La dernière symphonie - les Septièmes parties, comprenant unes seulement, Sibelius a créé en 1924, au seuil du 60 anniversaire. La symphonie a absorbé à elle-même la sagesse et le repos du musicien au déclin de la vie examinant la voie passée, de nouveau et de nouveau rappelant les années lointaines, les images et les événements. Il déclare encore une fois la force d'âme par le dithyrambe magnifique en l'honneur de la vie; il nous emmène pour lui-même au monde forestier fantastique, où tout est complet des miracles mystérieux; le chagrin de l'épisode de deuil nous rend vers plusieurs tableaux semblables, à qui on pleure les héros, les espoirs non réalisés; et sonne de nouveau le ton majeur commandant fièrement lever la tête et diriger les yeux vers le soleil.

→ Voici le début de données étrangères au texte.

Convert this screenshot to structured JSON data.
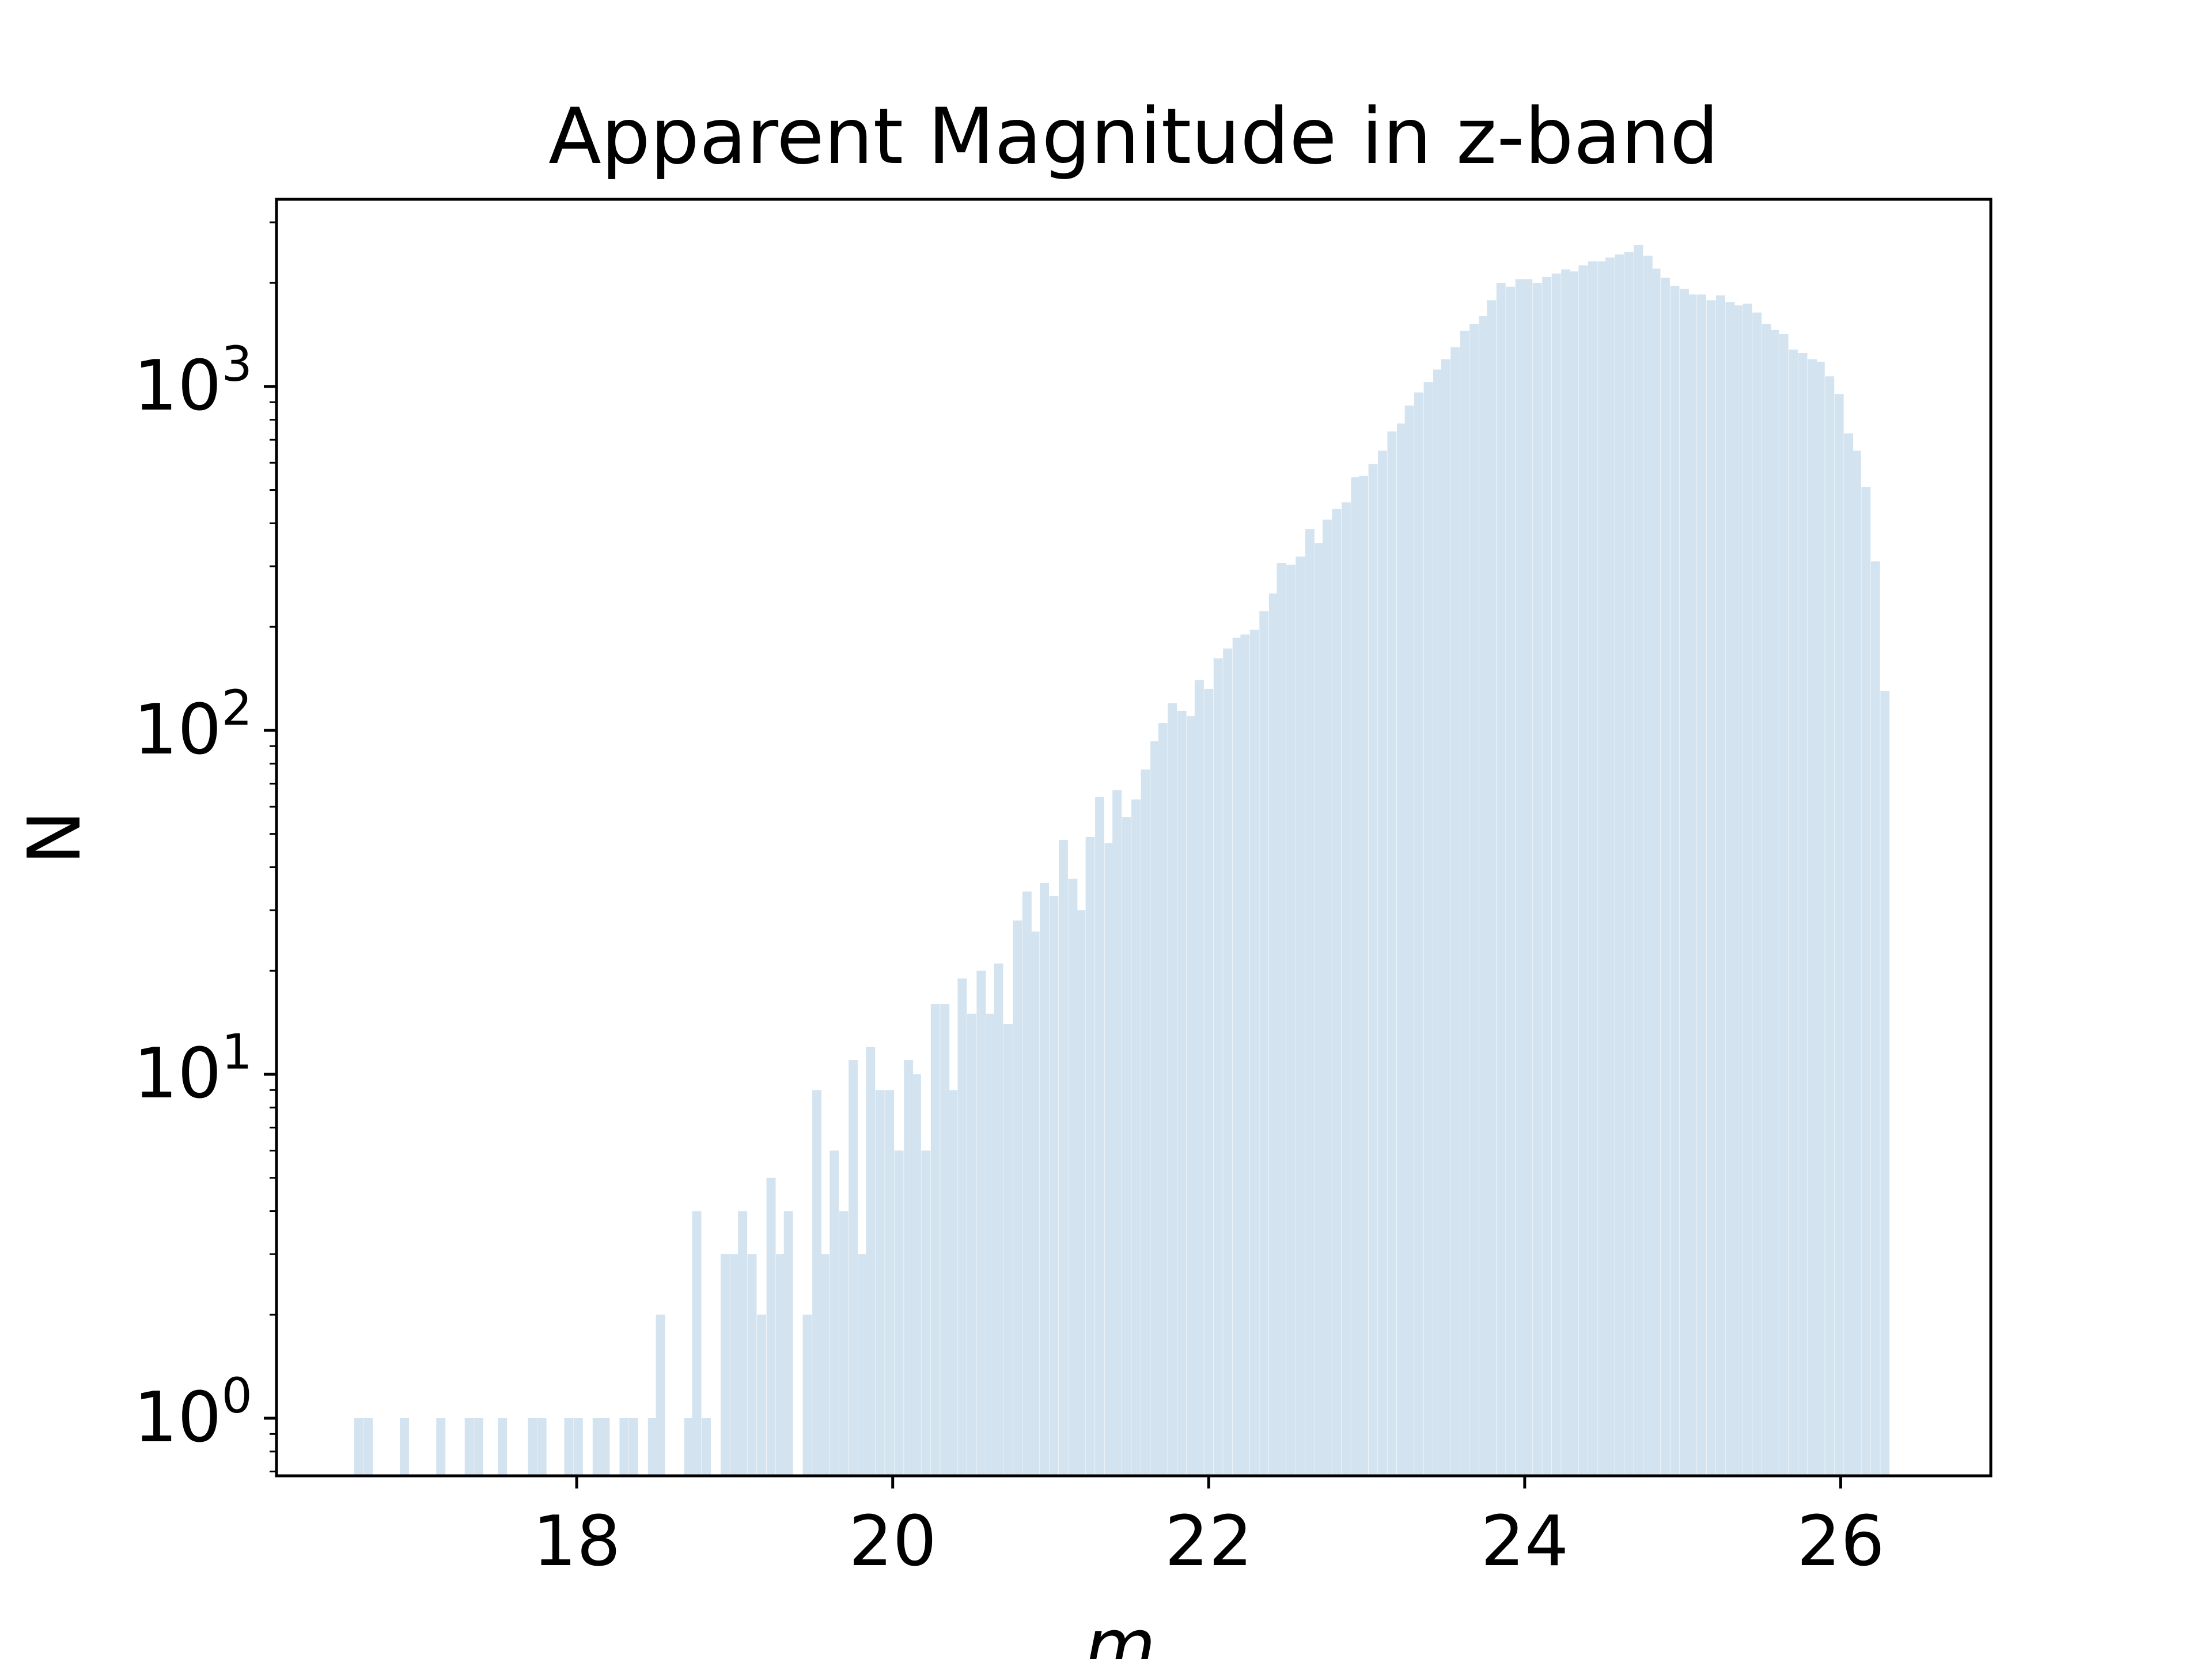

Encore seulement une fois, en 1925, Sibelius incline sur multisur ligne partiturnoj par le papier, quand travaille sur la dernière oeuvre symphonique, le poème "Tряшюыр". De nouveau il est entouré des essentiels féeriques et attirent à la profondeur des bois finlandais, où le dieu forestier de Tapio habite. Cette fois un grand conteur dit adieu au monde romantique de l'imaginaire. Il lui faudra l'année suivante dire adieu et aux héros "-рыхтры№" il leur consacrera Gimn Vjajne.

Encore quelques compositions pour le violon, les pianos, les romances, les choeurs créeront Sibelius. Mais cette musique est éclairée par les rayons obliques du soleil couchant... À Jarvenpjaja le silence est arrivé... Trente ans a vécu le chanteur inspiré de la Finlande, ne touchant presque pas au papier à musique.

Est écrit beaucoup sur Sibeliuse. Et chaque auteur aspire à soulever le rideau avec "=рщэ№ ьюыёрэш ". Si le secret cela ? Longtemps avant la fin de la voie, à peine non sur sa moitié, s'est tu Rossini. Seize ans du silence sépare "+=хыыю" Verdi de "Lшф№". Les derniers le quart du siècle de la vie était passé par Glazunov dans la silence créatrice parfois interrompue par la composition des nouvelles oeuvres, hélas, n'ornant pas sa voie.

Sur la huitième symphonie - nedopetoj "ыхсхфшэющ яхёэхщ" - Sibelius travaillait beaucoup d'années. Il y avait plusieurs fois des messages sur sa fin. Mais le compositeur lui-même éminent remettait la publication de la symphonie en sentant, probablement, qu'elle sera écoutée respectueusement, mais non avec l'admiration...

Sibelius n'était pas inactif même dans les années de la vieillesse avancée. Il s'intéressait vivement à tout que se passait à, le monde, y compris dans le monde musical. Les liens anciens avec la musique russe ont passé en rapport avec la musique soviétique et les compositeurs soviétiques. Les musiciens éminents soviétiques visitaient un grand confrère finlandais à Jarvenpjaja. Ici il acceptait cordialement J.Shaporina, A.Hachaturjana, D.Kabalevskogo, D.Ojstraha, E.Gilel'sa.

Quand Sibeliusu avait 90 ans, ce jour en Finlande est devenu la fête nationale. En réponse aux félicitations des musiciens de Léningrad le compositeur éminent a envoyé le télégramme : "РхЁфхёэю je remercie de votre aimable télégramme de félicitations... Elle m'a réjoui beaucoup, et je suis fier que vous avez exprimé sur mes compositions. Je connais la musique russe très bien. Elle produisait toujours sur moi l'impression profonde, et je me réjouis sincèrement de celui-là oгромному à la croissance, qui elle ces derniers temps яюърчрыр".